Vallahi sadece fıkra olarak anlattım...

Lütfen hiç kimse bundan bir hisse çıkarmasın...

ELBET APTALIN BİRİ ÇIKAR VE HAZİNEYİ DOLDURUR


Küçük bir manav çırağı ufak bir el arabasına dağ gibi kavunları yüklemiş, yokuştan çıkarmaya uğraşıyormuş...

Yoldan geçen bir adam çocuğun haline acıyıp yardım etmiş...

Güç bela arabayı yokuşun başına çıkarmışlar...

Adamcağız yüzündeki terleri silerken çocuğa sormuş:

“Bu senin ustan nasıl bir adamdır be oğlum? Yumruk kadar çocuğun bu kadar kavunu

bu bayırdan çıkaramayacağını bilmez mi?.. Sen de ‘ben bunu götüremem’ demedin mi?..”

“Dedim ama”...

“Aması ne?..”

“’Elbet aptalın biri çıkar sana yardımcı olur’ dedi bana...”.



Ekonomiyi çökertenler...

Nasıl olsa bir siyasi aptalın çıkıp...

Hazineyi yeniden dolduracağını...

Ve...

Dolu hazineyi kendilerine bırakacağını...

Çünkü...

Halkın yeniden kendisine dönüş yapacağını biliyorlar...

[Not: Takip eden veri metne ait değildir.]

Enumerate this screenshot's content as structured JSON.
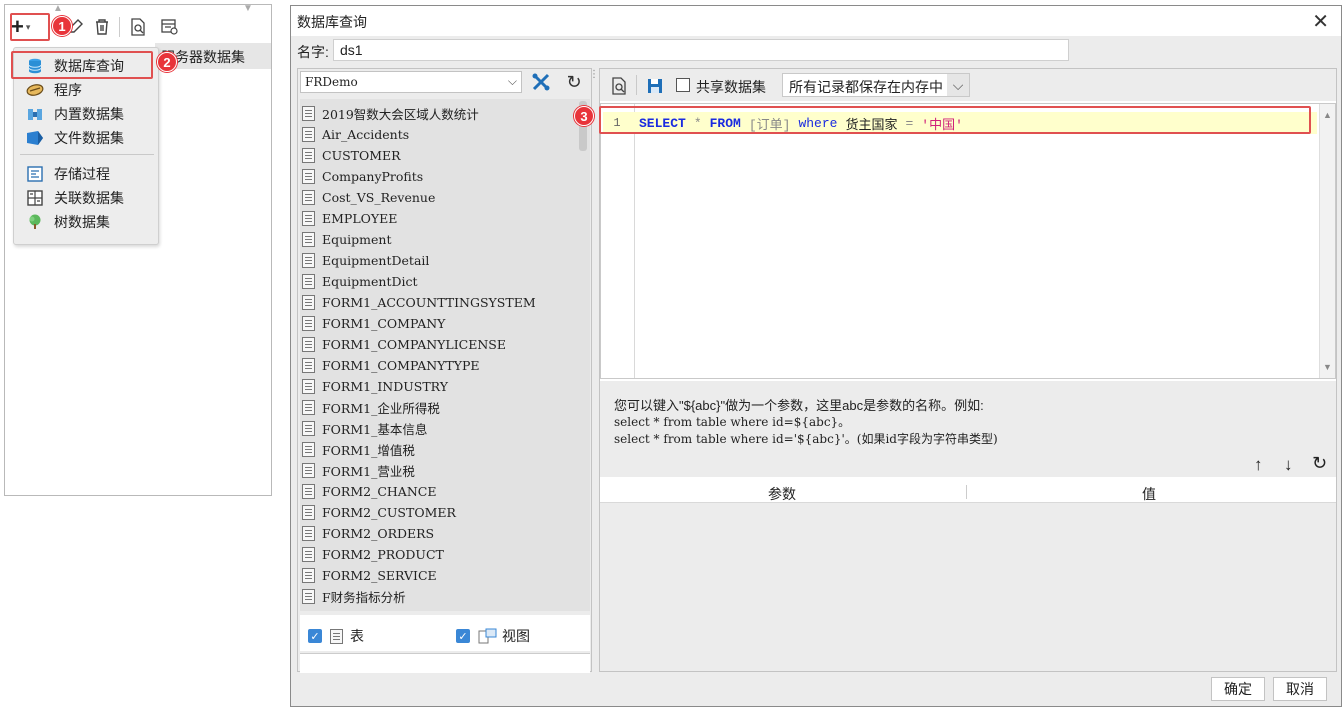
{
  "left_panel": {
    "toolbar": {
      "add_label": "+",
      "add_caret": "▾"
    },
    "list_header": "服务器数据集",
    "menu": [
      {
        "label": "数据库查询",
        "icon": "database-icon"
      },
      {
        "label": "程序",
        "icon": "program-icon"
      },
      {
        "label": "内置数据集",
        "icon": "builtin-dataset-icon"
      },
      {
        "label": "文件数据集",
        "icon": "file-dataset-icon"
      },
      {
        "label": "存储过程",
        "icon": "stored-procedure-icon"
      },
      {
        "label": "关联数据集",
        "icon": "related-dataset-icon"
      },
      {
        "label": "树数据集",
        "icon": "tree-dataset-icon"
      }
    ]
  },
  "badges": [
    "1",
    "2",
    "3"
  ],
  "dialog": {
    "title": "数据库查询",
    "close": "✕",
    "name_label": "名字:",
    "name_value": "ds1",
    "connection": "FRDemo",
    "tables": [
      "2019智数大会区域人数统计",
      "Air_Accidents",
      "CUSTOMER",
      "CompanyProfits",
      "Cost_VS_Revenue",
      "EMPLOYEE",
      "Equipment",
      "EquipmentDetail",
      "EquipmentDict",
      "FORM1_ACCOUNTTINGSYSTEM",
      "FORM1_COMPANY",
      "FORM1_COMPANYLICENSE",
      "FORM1_COMPANYTYPE",
      "FORM1_INDUSTRY",
      "FORM1_企业所得税",
      "FORM1_基本信息",
      "FORM1_增值税",
      "FORM1_营业税",
      "FORM2_CHANCE",
      "FORM2_CUSTOMER",
      "FORM2_ORDERS",
      "FORM2_PRODUCT",
      "FORM2_SERVICE",
      "F财务指标分析"
    ],
    "filter": {
      "table_label": "表",
      "view_label": "视图"
    },
    "share_label": "共享数据集",
    "cache_option": "所有记录都保存在内存中",
    "editor": {
      "line_number": "1",
      "sql": {
        "kw1": "SELECT",
        "star": "*",
        "kw2": "FROM",
        "table": "[订单]",
        "kw3": "where",
        "field": "货主国家",
        "op": "=",
        "value": "'中国'"
      }
    },
    "hint": {
      "line1": "您可以键入\"${abc}\"做为一个参数，这里abc是参数的名称。例如:",
      "line2": "select * from table where id=${abc}。",
      "line3": "select * from table where id='${abc}'。(如果id字段为字符串类型)"
    },
    "params": {
      "col_param": "参数",
      "col_value": "值"
    },
    "ok": "确定",
    "cancel": "取消"
  }
}
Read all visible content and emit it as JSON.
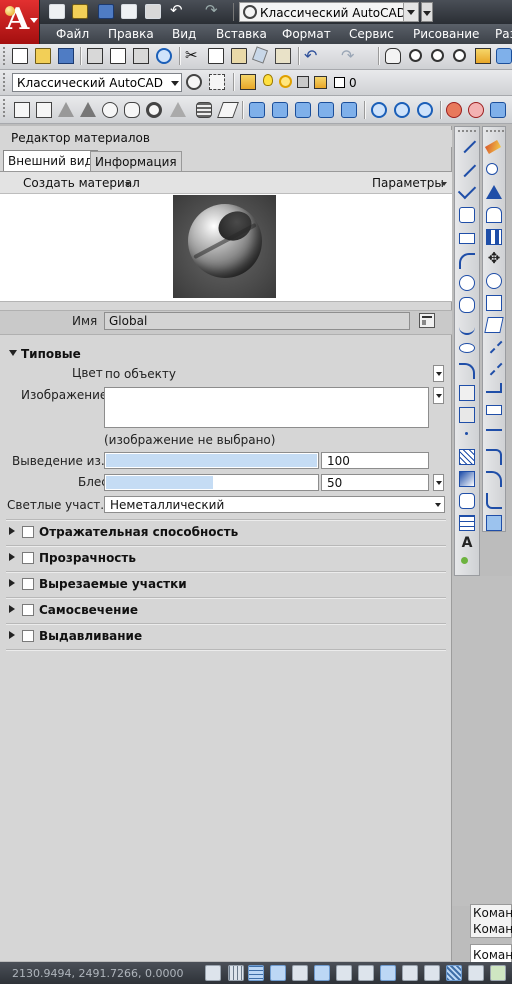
{
  "title_bar": {
    "workspace": "Классический AutoCAD"
  },
  "menu": [
    "Файл",
    "Правка",
    "Вид",
    "Вставка",
    "Формат",
    "Сервис",
    "Рисование",
    "Раз"
  ],
  "workspace_toolbar": {
    "workspace": "Классический AutoCAD",
    "layer_value": "0"
  },
  "palette": {
    "title": "Редактор материалов",
    "tabs": [
      "Внешний вид",
      "Информация"
    ],
    "create_material": "Создать материал",
    "parameters": "Параметры",
    "name_label": "Имя",
    "name_value": "Global",
    "generic_section": "Типовые",
    "color_label": "Цвет",
    "color_value": "по объекту",
    "image_label": "Изображение",
    "image_none": "(изображение не выбрано)",
    "fade_label": "Выведение из...",
    "fade_value": "100",
    "fade_fill": 0.99,
    "gloss_label": "Блеск",
    "gloss_value": "50",
    "gloss_fill": 0.5,
    "highlights_label": "Светлые участ...",
    "highlights_value": "Неметаллический",
    "collapsed_sections": [
      "Отражательная способность",
      "Прозрачность",
      "Вырезаемые участки",
      "Самосвечение",
      "Выдавливание"
    ]
  },
  "command_line": {
    "history": [
      "Команд",
      "Команд"
    ],
    "prompt": "Команд"
  },
  "status_bar": {
    "coordinates": "2130.9494, 2491.7266, 0.0000"
  },
  "colors": {
    "accent_blue": "#1f4ea8",
    "slider_fill": "#c5dcf4",
    "logo_red": "#c41e1e"
  }
}
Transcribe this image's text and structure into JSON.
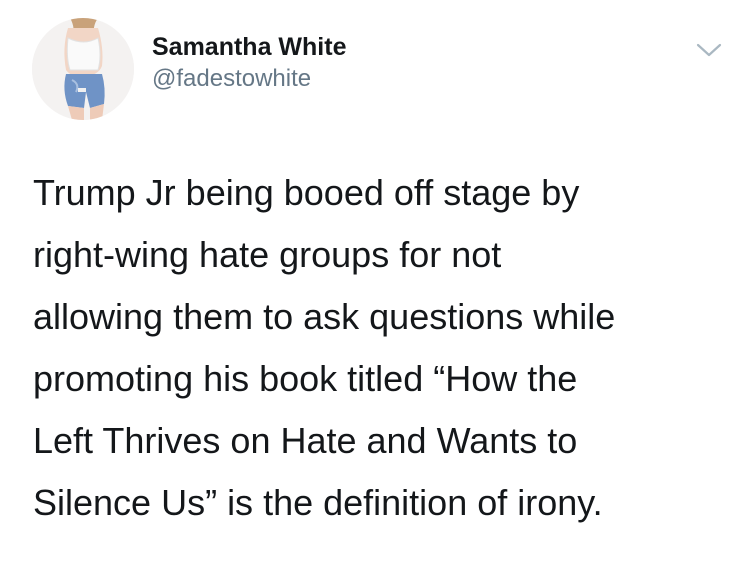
{
  "tweet": {
    "author": {
      "display_name": "Samantha White",
      "handle": "@fadestowhite",
      "avatar_icon": "profile-photo"
    },
    "more_icon": "chevron-down-icon",
    "text_lines": [
      "Trump Jr being booed off stage by",
      "right-wing hate groups for not",
      "allowing them to ask questions while",
      "promoting his book titled “How the",
      "Left Thrives on Hate and Wants to",
      "Silence Us” is the definition of irony."
    ]
  },
  "colors": {
    "text": "#14171a",
    "secondary_text": "#657786",
    "chevron": "#aab8c2",
    "background": "#ffffff"
  }
}
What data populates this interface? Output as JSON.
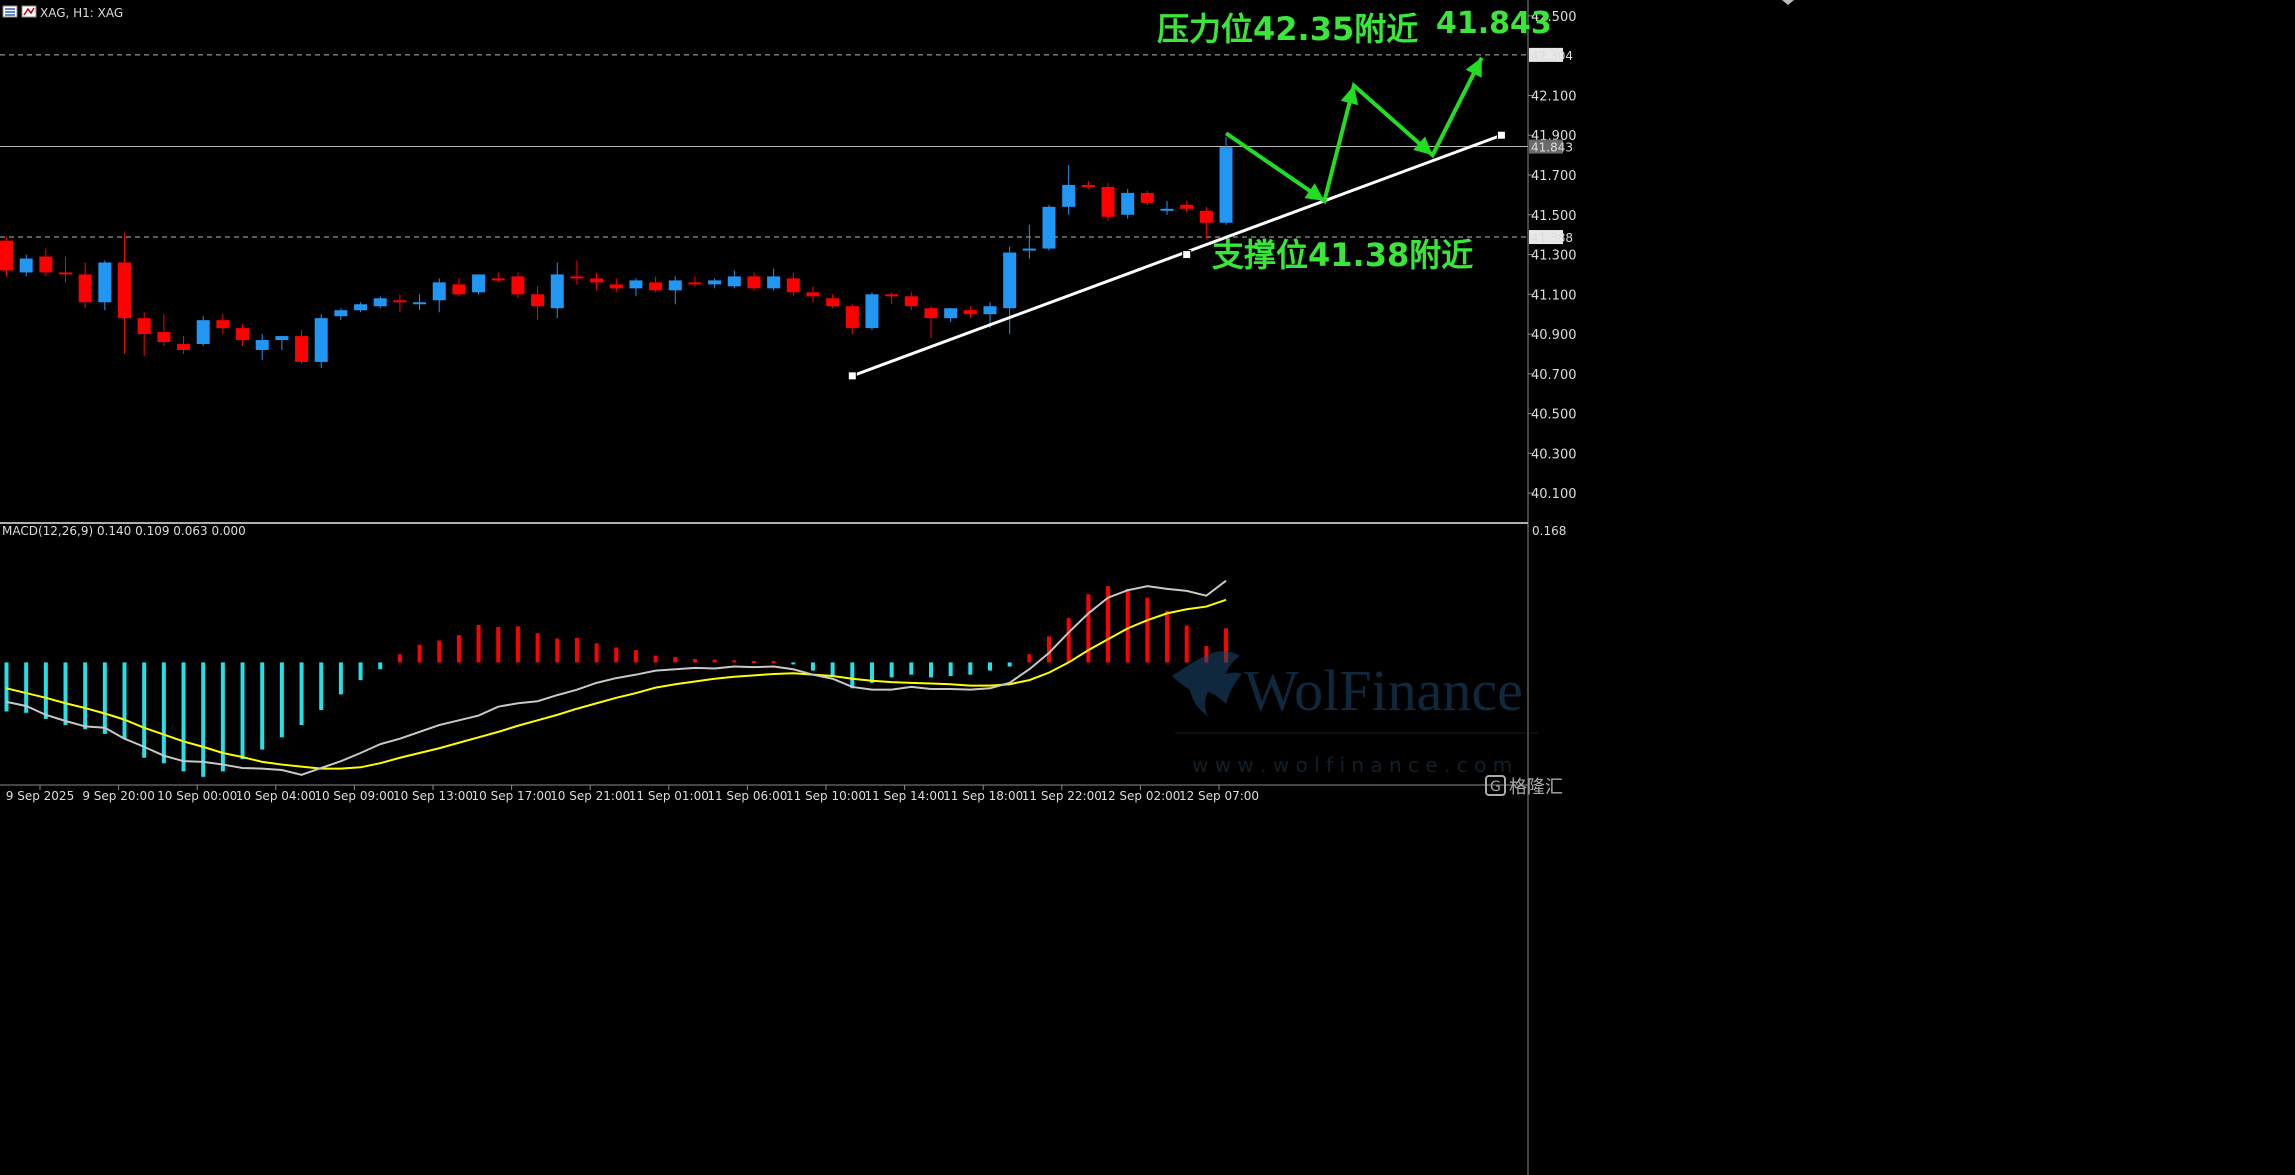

DEMOKRASİNİZ NE ZAMAN ÖLDÜ?..


İşçi arayan adam, çalışmak isteyen adama sormuş

“Ne zamandan beri işsizsin?..”

“Çok sevdiğim annem öldüğünden beri” diye cevap vermiş iş arayan adam...

“Annen ne zaman öldü?..”.

“Beni doğururken ölmüş efendim...”.



Kovulan gazetecilere:

“Ne zamandan beri işsizsin?” diye sorulduğunda “Çok sevdiğim demokrasimiz öldüğünden beri işsizim” diyecekler...

“Demokrasiniz ne zaman öldü?..”.

“Bir gün, parmağındaki yüzüğünden başka hiçbir şeyi olmayan bir adam çıktı geldi......”.



Sahi ya...

Şu son cümledeki gibi başlayan bir öykü var mıydı?..

BU KISSA SİZE, KİMİ HATIRLATIYOR?..


Kendini çok beğenmiş bir aktöre yönetmen sorar:

“Shakespear’i tanıyor musunuz?..”.

“Hayır tanımıyorum” der aktör... “Ama o beni mutlaka tanıyordur”...



Bu kıssa size, kimi hatırlatıyor?..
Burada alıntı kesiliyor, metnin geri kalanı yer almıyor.